Thought I'd give DIY driveway wheel alignment a try. Any recommendations for brands/models of tools? At this time the specific vehicle is an '89 Toyota Cressida.
Any tips, special considerations to be aware of with IRS?
Thanks
Thought I'd give DIY driveway wheel alignment a try. Any recommendations for brands/models of tools? At this time the specific vehicle is an '89 Toyota Cressida.
Any tips, special considerations to be aware of with IRS?
Thanks
IRS? What do they care?
brassplyer wrote in news:711eb34c-8e7f-4173-a90c- snipped-for-privacy@v8g2000yqb.googlegroups.com:
DIY is a bad idea for your car.
These days, alignment begins with establishing the "thrust angle" at the rear wheels, then using that to line-up the fronts according to the rears.

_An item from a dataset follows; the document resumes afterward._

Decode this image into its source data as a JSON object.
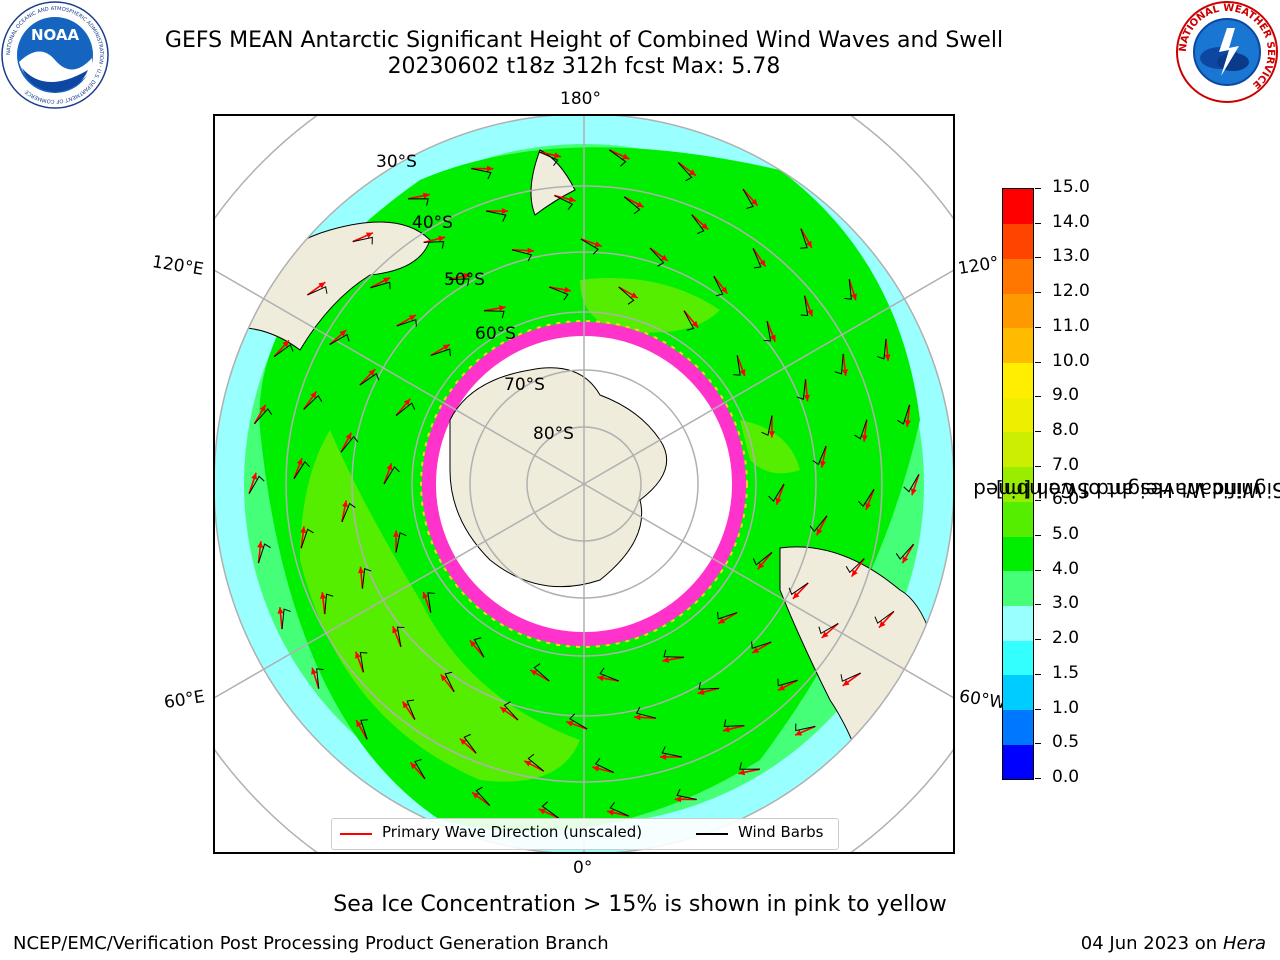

You need a jig for that, plus a _GOOD_ alignment man! The man is more important than the machine, no matter how sophisticated the machine.
DIY was acceptable in the days of solid live-axles, but not with IRS.
DON'T even try this one at home. The IRS throws a HUGE wrench into the process and you need a machine to even start the process. Why? You need to know what the rear is set at and what the thrust angle is to begin with. No real way to get those without a machine.
Then you need to adjust the rear thrust angle, caster, camber and get them set, then you do the same on the front. Get it even a bit wrong and you will throw the handling it the toilet and eat tires REAL fast.
What you need to find is a GOOD alignment shop with someone who actually knows alignment. You don't want the guy who just moved over from oil changes to be the guy on the machine.